The Keystone area was a good location for settlement due to its isolation. That way, black settlers could establish a community without white interference in the forms of prejudice and racism. William Allen and his wife Matie were the first black settlers to arrive in the area and laid the groundwork for the formation of the settlement.
These early settlers founded Good Hope Baptist Mission in September 1911, in a little log cabin built by the settlers. Its name was appropriate, because to succeed in the harsh environment the parishioners needed not only strength of will but also a heavy dose of hope.
Despite its vibrancy, the community at Keystone began to disperse after WWI. Many of the settlers' children joined the army or moved back to the United States. The railway brought many white settlers into the area, and much of the town's cohesiveness disappeared. There are only a few black families in Keystone today.
In 1985 the Historical Society restored the Keystone Cemetery, following many years of neglect. They erected a cairn to honour the Black families who had settled Keystone (pictured upper right). During this project, it was discovered that the cemetery was not listed at the Land Titles Office and also that the property line of the adjoining quarter ran through the cemetery. With the help of Brazeau County, the Historical Society obtained a legal subdivision from the present owners of the land and now have title to the property. Today, the Keystone Cemetery stands as a silent testament to the Black families who were the first major group to populate the area. A vote of thanks is owed to these people for the hardships they endured in the opening of a new land.

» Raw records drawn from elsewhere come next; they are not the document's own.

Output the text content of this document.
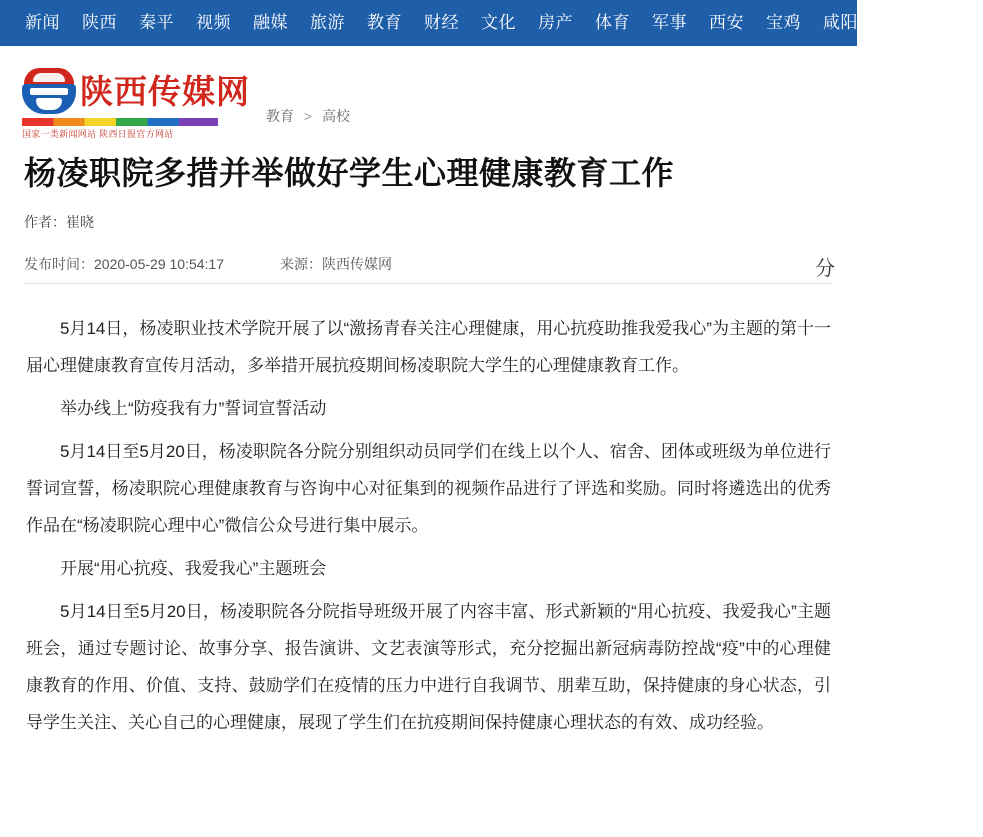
新闻	陕西	秦平	视频	融媒	旅游	教育	财经	文化	房产	体育	军事	西安	宝鸡	咸阳	铜川	渭南
陕西传媒网
国家一类新闻网站 陕西日报官方网站
教育 > 高校
杨凌职院多措并举做好学生心理健康教育工作
作者：崔晓
发布时间：2020-05-29 10:54:17	来源：陕西传媒网	分

5月14日，杨凌职业技术学院开展了以“激扬青春关注心理健康，用心抗疫助推我爱我心”为主题的第十一届心理健康教育宣传月活动，多举措开展抗疫期间杨凌职院大学生的心理健康教育工作。

举办线上“防疫我有力”誓词宣誓活动

5月14日至5月20日，杨凌职院各分院分别组织动员同学们在线上以个人、宿舍、团体或班级为单位进行誓词宣誓，杨凌职院心理健康教育与咨询中心对征集到的视频作品进行了评选和奖励。同时将遴选出的优秀作品在“杨凌职院心理中心”微信公众号进行集中展示。

开展“用心抗疫、我爱我心”主题班会

5月14日至5月20日，杨凌职院各分院指导班级开展了内容丰富、形式新颖的“用心抗疫、我爱我心”主题班会，通过专题讨论、故事分享、报告演讲、文艺表演等形式，充分挖掘出新冠病毒防控战“疫”中的心理健康教育的作用、价值、支持、鼓励学们在疫情的压力中进行自我调节、朋辈互助，保持健康的身心状态，引导学生关注、关心自己的心理健康，展现了学生们在抗疫期间保持健康心理状态的有效、成功经验。
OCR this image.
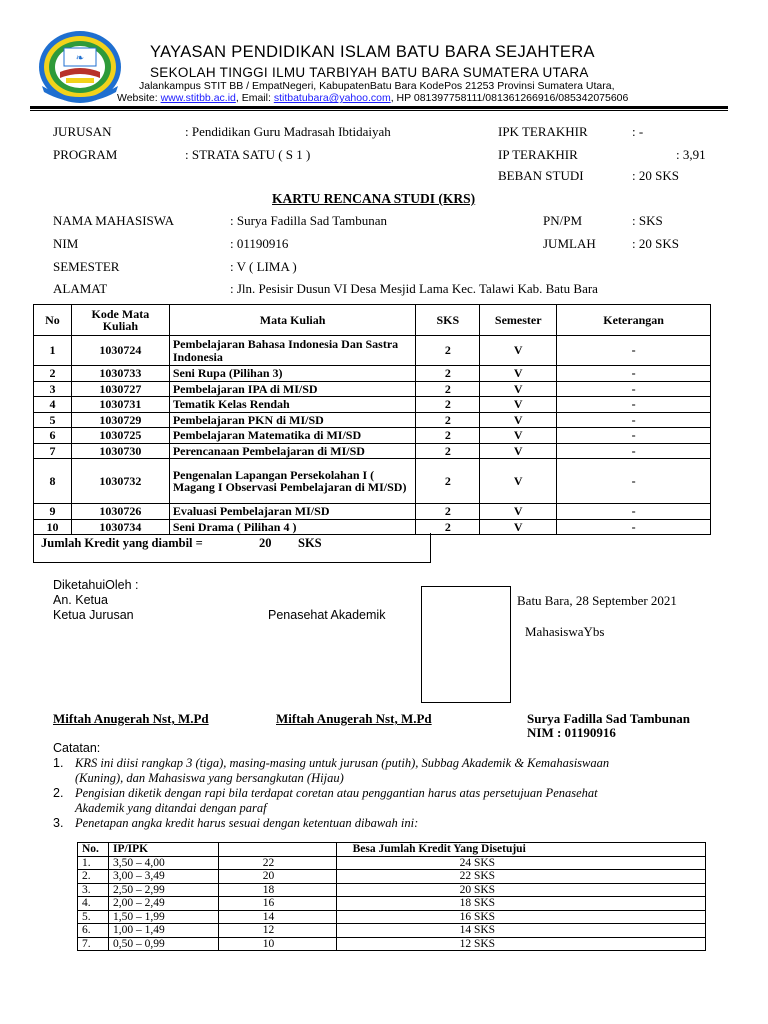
❧	YAYASAN PENDIDIKAN ISLAM BATU BARA SEJAHTERA
SEKOLAH TINGGI ILMU TARBIYAH BATU BARA SUMATERA UTARA
Jalankampus STIT BB / EmpatNegeri, KabupatenBatu Bara KodePos 21253 Provinsi Sumatera Utara,
Website: www.stitbb.ac.id, Email: stitbatubara@yahoo.com, HP 081397758111/081361266916/085342075606
JURUSAN	: Pendidikan Guru Madrasah Ibtidaiyah	IPK TERAKHIR	: -
PROGRAM	: STRATA SATU ( S 1 )	IP TERAKHIR	: 3,91
BEBAN STUDI	: 20 SKS
KARTU RENCANA STUDI (KRS)
NAMA MAHASISWA	: Surya Fadilla Sad Tambunan	PN/PM	: SKS
NIM	: 01190916	JUMLAH	: 20 SKS
SEMESTER	: V ( LIMA )
ALAMAT	: Jln. Pesisir Dusun VI Desa Mesjid Lama Kec. Talawi Kab. Batu Bara
No	Kode Mata Kuliah	Mata Kuliah	SKS	Semester	Keterangan
1	1030724	Pembelajaran Bahasa Indonesia Dan Sastra Indonesia	2	V	-
2	1030733	Seni Rupa (Pilihan 3)	2	V	-
3	1030727	Pembelajaran IPA di MI/SD	2	V	-
4	1030731	Tematik Kelas Rendah	2	V	-
5	1030729	Pembelajaran PKN di MI/SD	2	V	-
6	1030725	Pembelajaran Matematika di MI/SD	2	V	-
7	1030730	Perencanaan Pembelajaran di MI/SD	2	V	-
8	1030732	Pengenalan Lapangan Persekolahan I ( Magang I Observasi Pembelajaran di MI/SD)	2	V	-
9	1030726	Evaluasi Pembelajaran MI/SD	2	V	-
10	1030734	Seni Drama ( Pilihan 4 )	2	V	-
Jumlah Kredit yang diambil =	20 SKS
DiketahuiOleh :
An. Ketua
Ketua Jurusan	Penasehat Akademik
Batu Bara, 28 September 2021
MahasiswaYbs
Miftah Anugerah Nst, M.Pd	Miftah Anugerah Nst, M.Pd	Surya Fadilla Sad Tambunan
NIM : 01190916
Catatan:
1. KRS ini diisi rangkap 3 (tiga), masing-masing untuk jurusan (putih), Subbag Akademik & Kemahasiswaan
(Kuning), dan Mahasiswa yang bersangkutan (Hijau)
2. Pengisian diketik dengan rapi bila terdapat coretan atau penggantian harus atas persetujuan Penasehat
Akademik yang ditandai dengan paraf
3. Penetapan angka kredit harus sesuai dengan ketentuan dibawah ini:
No.	IP/IPK		Besa Jumlah Kredit Yang Disetujui
1.	3,50 – 4,00	22	24 SKS
2.	3,00 – 3,49	20	22 SKS
3.	2,50 – 2,99	18	20 SKS
4.	2,00 – 2,49	16	18 SKS
5.	1,50 – 1,99	14	16 SKS
6.	1,00 – 1,49	12	14 SKS
7.	0,50 – 0,99	10	12 SKS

The Museum is the only museum in the province that has a major focus on the Black settlement history of Alberta. One of the premier events the Museum hosts each year, on the fourth Sunday in February, is Black History Day.
The Museum also celebrates its lumbering history, which began with logging timber berths around the turn of the century. Breton and district became a major lumbering centre in the late 1920s after the arrival of the railway in 1926.
During the off season the museum is happy to open its doors for school tours and private tours.